Anything is possible: Trump considering sending ground troops to Iran - media
President Donald Trump has privately expressed "serious interest" in deploying US troops to Iran, according to two US officials, one former official and another person familiar with the discussions, NBC writes.
According to the sources, Trump has discussed the idea of sending ground troops to Iran with his aides and Republican Party representatives outside the White House. He also hopes that post-war Iran will have uranium reserves under US control and that the two sides will cooperate in oil production, as in Venezuela after the overthrow of Nicolas Maduro.
The private discussions did not discuss a large-scale ground invasion of Iran, the sources said. Trump's idea is to deploy a small contingent of American troops in the country, which will be used to solve specific strategic tasks. According to the interlocutors, the President has not yet ordered the deployment of troops.
Meanwhile, White House press secretary Karoline Leavitt said that Trump "reserves the right to any options for action."
Earlier this week, in an interview with The New York Post, the President did not rule out the option of a ground operation in Iran. Trump noted that, unlike previous presidents, he "has no fear about sending troops," adding that such intervention is unlikely to be necessary.

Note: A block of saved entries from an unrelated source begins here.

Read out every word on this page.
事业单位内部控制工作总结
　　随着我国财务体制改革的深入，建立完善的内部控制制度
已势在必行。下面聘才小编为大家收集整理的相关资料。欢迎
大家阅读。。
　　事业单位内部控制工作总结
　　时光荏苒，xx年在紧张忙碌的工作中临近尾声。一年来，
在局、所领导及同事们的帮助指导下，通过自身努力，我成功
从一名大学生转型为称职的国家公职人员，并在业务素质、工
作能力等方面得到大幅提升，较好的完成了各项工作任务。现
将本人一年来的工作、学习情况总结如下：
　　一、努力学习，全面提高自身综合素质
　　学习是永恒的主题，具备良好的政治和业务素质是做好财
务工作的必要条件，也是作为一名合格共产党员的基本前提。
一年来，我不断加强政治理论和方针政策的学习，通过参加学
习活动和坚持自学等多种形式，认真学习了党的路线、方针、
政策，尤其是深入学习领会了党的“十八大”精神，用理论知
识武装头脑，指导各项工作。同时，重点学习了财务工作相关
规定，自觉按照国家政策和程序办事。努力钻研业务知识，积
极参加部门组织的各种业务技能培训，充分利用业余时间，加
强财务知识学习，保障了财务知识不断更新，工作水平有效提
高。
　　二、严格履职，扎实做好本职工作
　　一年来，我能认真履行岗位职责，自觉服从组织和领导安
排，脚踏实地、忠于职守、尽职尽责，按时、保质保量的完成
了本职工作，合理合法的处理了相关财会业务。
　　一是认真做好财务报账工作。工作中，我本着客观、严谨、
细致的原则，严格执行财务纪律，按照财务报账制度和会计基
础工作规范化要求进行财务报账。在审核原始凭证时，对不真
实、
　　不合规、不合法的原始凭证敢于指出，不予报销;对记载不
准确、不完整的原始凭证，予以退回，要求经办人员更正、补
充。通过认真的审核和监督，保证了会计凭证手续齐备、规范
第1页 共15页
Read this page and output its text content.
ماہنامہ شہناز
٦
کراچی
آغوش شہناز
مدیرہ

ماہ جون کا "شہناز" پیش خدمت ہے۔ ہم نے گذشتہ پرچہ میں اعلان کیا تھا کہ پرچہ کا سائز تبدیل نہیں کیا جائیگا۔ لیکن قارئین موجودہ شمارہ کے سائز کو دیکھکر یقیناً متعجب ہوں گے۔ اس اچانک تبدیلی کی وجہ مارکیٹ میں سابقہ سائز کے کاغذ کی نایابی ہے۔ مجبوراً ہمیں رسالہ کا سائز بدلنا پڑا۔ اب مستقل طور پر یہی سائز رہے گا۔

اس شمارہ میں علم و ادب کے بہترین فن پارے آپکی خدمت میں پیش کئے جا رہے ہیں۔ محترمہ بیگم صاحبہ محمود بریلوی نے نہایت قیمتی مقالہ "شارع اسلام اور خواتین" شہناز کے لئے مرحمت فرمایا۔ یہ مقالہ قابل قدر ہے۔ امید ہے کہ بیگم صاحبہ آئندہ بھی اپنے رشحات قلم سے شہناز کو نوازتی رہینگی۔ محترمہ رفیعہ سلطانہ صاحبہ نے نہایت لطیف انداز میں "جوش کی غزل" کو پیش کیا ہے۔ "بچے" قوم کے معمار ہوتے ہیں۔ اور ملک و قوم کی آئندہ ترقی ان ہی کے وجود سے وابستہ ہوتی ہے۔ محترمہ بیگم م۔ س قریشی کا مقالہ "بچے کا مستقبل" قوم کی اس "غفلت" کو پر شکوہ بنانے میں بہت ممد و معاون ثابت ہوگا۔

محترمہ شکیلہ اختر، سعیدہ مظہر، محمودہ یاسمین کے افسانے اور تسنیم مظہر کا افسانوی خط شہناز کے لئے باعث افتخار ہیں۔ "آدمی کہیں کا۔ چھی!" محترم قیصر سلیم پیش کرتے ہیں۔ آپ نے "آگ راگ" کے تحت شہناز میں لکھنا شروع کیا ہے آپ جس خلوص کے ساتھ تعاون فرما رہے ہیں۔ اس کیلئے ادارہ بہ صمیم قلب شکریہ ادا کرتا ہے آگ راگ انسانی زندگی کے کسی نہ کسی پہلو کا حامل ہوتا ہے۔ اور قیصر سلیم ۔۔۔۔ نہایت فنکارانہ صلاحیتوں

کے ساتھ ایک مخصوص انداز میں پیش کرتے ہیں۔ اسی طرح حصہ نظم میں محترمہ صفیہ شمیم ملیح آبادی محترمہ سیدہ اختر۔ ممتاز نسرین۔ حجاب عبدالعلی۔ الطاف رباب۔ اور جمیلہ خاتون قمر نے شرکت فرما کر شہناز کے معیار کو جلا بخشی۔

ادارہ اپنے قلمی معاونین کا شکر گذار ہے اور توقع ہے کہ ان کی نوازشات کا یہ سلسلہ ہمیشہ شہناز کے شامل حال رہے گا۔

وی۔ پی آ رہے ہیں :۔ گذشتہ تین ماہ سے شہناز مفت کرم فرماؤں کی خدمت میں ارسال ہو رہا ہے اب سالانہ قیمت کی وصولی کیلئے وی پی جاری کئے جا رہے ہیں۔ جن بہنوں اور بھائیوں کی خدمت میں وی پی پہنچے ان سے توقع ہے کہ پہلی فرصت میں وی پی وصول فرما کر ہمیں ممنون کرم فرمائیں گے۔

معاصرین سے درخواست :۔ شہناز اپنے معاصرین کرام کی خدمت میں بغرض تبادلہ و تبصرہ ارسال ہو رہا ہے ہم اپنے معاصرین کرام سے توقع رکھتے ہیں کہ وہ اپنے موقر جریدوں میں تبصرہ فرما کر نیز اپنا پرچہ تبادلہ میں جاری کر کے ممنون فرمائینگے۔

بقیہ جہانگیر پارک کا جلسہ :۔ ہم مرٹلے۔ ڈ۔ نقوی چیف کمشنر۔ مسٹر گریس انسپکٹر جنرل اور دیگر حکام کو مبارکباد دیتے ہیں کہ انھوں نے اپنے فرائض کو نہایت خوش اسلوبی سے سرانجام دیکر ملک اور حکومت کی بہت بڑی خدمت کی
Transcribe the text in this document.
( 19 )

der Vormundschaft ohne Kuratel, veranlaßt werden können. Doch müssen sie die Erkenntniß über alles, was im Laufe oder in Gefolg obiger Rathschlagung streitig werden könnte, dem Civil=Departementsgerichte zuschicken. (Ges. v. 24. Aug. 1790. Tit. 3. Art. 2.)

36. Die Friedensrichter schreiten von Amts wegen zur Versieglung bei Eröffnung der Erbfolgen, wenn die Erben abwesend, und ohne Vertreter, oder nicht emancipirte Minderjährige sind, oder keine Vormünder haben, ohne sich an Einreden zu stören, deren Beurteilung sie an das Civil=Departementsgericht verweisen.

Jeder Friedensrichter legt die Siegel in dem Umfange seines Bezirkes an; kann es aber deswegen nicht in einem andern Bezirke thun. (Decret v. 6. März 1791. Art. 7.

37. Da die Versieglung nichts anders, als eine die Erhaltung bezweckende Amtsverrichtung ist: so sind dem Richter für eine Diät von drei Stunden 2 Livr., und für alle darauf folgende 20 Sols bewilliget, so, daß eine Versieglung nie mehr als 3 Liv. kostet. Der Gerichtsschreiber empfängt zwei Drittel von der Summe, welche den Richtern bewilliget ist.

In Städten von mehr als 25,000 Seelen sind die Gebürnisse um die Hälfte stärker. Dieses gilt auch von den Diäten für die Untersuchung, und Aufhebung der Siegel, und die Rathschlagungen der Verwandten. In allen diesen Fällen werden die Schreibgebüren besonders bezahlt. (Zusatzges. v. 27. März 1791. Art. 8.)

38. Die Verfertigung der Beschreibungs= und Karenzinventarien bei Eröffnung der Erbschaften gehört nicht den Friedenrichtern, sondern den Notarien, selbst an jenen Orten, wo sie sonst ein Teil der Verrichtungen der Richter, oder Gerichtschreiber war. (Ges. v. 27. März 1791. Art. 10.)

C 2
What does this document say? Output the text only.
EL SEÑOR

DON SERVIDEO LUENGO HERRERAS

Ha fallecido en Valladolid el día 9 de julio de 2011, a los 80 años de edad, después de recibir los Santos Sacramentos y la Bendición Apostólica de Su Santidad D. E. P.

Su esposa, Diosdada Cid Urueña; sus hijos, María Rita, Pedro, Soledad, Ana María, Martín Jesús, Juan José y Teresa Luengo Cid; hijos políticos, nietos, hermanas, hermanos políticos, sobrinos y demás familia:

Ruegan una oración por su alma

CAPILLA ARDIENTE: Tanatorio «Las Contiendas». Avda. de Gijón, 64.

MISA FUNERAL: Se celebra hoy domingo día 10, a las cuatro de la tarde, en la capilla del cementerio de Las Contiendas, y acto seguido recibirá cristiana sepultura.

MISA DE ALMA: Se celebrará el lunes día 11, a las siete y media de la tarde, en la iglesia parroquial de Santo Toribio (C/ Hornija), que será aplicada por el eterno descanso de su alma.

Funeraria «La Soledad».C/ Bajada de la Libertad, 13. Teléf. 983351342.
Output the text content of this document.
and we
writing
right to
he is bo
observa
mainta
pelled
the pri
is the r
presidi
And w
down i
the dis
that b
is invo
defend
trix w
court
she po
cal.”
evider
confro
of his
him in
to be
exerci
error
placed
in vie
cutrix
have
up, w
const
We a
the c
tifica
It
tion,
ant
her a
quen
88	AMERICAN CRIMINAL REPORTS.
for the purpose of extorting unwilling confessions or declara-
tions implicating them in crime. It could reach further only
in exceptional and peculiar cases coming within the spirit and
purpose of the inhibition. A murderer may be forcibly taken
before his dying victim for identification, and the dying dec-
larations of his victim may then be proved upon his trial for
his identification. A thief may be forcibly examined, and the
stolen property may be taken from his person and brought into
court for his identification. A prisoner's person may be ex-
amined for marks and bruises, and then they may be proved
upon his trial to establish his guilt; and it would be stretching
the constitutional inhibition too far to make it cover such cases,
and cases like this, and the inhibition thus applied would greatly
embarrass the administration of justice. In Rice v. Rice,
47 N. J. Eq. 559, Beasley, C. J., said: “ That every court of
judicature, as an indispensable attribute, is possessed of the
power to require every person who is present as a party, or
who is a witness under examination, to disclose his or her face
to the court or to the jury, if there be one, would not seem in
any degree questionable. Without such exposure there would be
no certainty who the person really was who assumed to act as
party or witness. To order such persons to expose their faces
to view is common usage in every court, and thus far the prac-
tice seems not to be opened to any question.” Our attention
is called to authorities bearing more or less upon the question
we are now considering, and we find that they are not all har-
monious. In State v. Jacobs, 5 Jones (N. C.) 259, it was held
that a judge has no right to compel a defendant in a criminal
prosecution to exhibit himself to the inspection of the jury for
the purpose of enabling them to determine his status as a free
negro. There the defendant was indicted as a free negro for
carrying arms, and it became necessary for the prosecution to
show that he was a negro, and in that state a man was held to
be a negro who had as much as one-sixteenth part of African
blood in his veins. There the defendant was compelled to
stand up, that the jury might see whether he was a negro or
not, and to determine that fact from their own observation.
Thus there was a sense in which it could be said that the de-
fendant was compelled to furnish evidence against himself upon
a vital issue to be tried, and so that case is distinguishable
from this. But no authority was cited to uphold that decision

American troops could appear in Iran in the event of the overthrow of the ayatollah's regime, said Behnam Ben Taleblu, director of the Iran program at the Washington think tank, the Foundation for Defense of Democracies. They could be used to help build a U.S.-Iranian relationship similar to that established with Venezuela, or to ensure control over Iran's uranium stockpiles, believed to be hidden deep underground at a number of nuclear sites.
"We can't allow the country to become a failed state with a 'nuclear bazaar,'" the expert stressed.
Joel Rayburn, a former Trump administration official and senior fellow at the Hudson Institute, suggested that the United States could conduct "special operations landings" on targets that "absolutely need to be destroyed or neutralized" but cannot be bombed from the air.
"This is the case where you land, attack the target or conduct a raid, and then fly away," he said.
Earlier, sources told The Washington Post that Trump had offered Kurdish leaders in Iran and Iraq support in a possible war against the Iranian regime during the talks.